The AI technology for self-driving cars is not ready, and despite the lidar, radar, and other sensor technologies that many companies use to complement deep learning models, self-driving cars still can’t handle unknown conditions in the same way as humans do. Self-driving cars can run thousands of miles without making errors, but they might suddenly make very dumb and dangerous mistakes when they face corner cases, such as an overturned truck on the highway or a fire truck parked at the wrong angle.
So far, Waymo has fared better than its competitors and has avoided major self-driving scandals such as Tesla and Uber’s fatal accidents. But it has yet to deliver a technology that can be deployed at scale. Waymo One, the company’s fully driverless robo-taxi service, is only available in limited parts of Phoenix, AZ. The company is in the process of expanding the service to more crowded and volatile urban areas.
The company is still far from becoming profitable. Alphabet’s Other Bets segment, which includes Waymo, had an operating cost of $4.48 billion in 2020, against $657 million in revenue. And Waymo’s valuation has seen a huge drop amid cooling sentiments surrounding self-driving cars, going from nearly $200 billion in 2018 to $30 billion in 2020.
The AI and legal challenges of self-driving cars
Driverless technology has come a long way, but a lot more needs to be done, and the past few years have shown that the “fully self-driving cars are here” narrative is a bit fallacious. It’s clear that just putting more miles on your deep learning algorithms will not make them more robust against unpredictable situations. We need to address some of the fundamental problems of deep learning, such as lack of causality, poor transfer learning, and intuitive understanding of physics. These are active areas of research, and no one has still provided a definitive answer to them.
The self-driving car industry also faces several legal complications. For instance, if a driverless car becomes involved in an accident, how will culpability be defined? How will self-driving cars share roads with human-driven cars? How do you define whether a road or environment is stable enough for driverless technology? These are some of the questions that the self-driving car community will have to solve as the technology continues to develop and prepare for mass adoption.
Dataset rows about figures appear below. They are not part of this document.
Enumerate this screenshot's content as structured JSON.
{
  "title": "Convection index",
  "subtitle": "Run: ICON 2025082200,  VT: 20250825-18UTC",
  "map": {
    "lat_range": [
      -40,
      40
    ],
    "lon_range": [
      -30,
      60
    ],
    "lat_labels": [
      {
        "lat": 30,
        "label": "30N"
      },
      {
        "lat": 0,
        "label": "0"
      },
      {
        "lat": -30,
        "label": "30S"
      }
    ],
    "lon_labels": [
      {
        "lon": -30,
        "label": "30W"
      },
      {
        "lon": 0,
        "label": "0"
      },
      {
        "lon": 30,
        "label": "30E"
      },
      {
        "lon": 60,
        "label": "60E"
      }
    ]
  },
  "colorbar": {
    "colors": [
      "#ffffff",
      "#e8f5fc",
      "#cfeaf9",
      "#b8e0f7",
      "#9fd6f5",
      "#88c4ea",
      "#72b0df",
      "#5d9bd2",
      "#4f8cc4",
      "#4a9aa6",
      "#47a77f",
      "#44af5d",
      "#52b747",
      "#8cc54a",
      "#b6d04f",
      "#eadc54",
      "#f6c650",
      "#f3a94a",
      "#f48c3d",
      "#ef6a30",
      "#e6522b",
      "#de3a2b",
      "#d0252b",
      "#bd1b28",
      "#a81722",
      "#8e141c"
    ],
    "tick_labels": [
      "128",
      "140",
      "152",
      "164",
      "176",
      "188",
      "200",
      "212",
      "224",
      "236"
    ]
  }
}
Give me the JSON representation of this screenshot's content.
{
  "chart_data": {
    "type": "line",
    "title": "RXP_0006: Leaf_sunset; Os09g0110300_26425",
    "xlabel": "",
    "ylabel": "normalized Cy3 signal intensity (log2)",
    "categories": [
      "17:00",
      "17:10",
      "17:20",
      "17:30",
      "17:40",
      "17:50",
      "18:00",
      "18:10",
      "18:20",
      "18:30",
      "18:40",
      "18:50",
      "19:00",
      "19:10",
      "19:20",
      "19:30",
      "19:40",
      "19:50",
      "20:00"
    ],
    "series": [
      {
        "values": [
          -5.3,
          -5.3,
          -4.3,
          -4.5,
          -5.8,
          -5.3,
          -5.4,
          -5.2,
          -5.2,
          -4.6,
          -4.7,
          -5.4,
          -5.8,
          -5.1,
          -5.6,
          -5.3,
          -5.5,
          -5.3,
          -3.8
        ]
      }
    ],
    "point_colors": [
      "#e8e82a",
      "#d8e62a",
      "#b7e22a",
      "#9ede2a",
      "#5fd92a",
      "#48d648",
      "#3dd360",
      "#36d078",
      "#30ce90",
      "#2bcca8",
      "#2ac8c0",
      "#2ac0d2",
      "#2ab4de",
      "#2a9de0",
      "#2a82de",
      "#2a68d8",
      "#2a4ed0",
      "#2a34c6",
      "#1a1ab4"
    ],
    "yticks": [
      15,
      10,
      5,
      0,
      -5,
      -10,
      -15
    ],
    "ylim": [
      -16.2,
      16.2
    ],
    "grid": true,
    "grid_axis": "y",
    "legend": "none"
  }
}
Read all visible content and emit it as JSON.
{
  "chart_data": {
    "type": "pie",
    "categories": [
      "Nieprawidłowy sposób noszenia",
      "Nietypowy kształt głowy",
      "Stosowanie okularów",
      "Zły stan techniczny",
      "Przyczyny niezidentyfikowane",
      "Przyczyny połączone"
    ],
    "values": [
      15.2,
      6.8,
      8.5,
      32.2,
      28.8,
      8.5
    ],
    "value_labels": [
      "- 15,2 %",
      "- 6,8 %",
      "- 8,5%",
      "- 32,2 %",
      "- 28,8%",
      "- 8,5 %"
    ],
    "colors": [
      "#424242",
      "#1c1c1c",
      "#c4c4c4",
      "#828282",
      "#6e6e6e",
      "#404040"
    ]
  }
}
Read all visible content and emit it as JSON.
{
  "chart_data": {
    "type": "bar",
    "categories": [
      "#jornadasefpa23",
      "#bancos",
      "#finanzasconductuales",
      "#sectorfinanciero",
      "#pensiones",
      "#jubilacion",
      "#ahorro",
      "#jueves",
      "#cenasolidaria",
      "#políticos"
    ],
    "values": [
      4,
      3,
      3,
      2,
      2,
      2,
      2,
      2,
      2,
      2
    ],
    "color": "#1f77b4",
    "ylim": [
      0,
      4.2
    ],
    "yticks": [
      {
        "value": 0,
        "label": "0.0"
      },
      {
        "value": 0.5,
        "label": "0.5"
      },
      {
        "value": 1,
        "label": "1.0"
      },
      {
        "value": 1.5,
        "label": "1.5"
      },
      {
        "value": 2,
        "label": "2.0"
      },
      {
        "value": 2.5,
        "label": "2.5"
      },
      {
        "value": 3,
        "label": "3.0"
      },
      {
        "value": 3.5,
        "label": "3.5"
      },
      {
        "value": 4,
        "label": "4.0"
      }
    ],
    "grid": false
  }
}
In this regard, the new co-CEOs of Waymo are well-positioned to face these challenges. Dologov, who was Waymo’s CTO before his new role, has a PhD in computer science with a focus on artificial intelligence and has a long history of working on self-driving car technology. As a postdoc researcher, he was part of Stanford’s self-driving car team that won second place in DARPA’s 2007 Urban Challenge. He was also a researcher at Toyota’s Research Institute in Ann Arbor, MI. And since 2009, he has been among the senior engineers in Google’s self-driving car outfit that later became Waymo. In a nutshell, he’s as good a leader you can have to deal with the AI software, algorithm, and hardware challenges that a driverless car company will face in the coming years.
Mawakana, on the other hand, is a Doctor of Law. She had led policy teams at Yahoo, eBay, and AOL before joining Waymo and becoming the COO. She’s now well-positioned to tackle the legal and policy challenges that Waymo will face as self-driving cars gradually find try to find their way in more jurisdictions.
The dream of self-driving cars is far from dead. In fact, in his final year as CEO, Krafcik managed to secure more than $3 billion in funding for Waymo. There’s still a lot of interest in self-driving cars and their potential value. But Waymo’s new lineup suggests that self-driving cars still have a bumpy road ahead.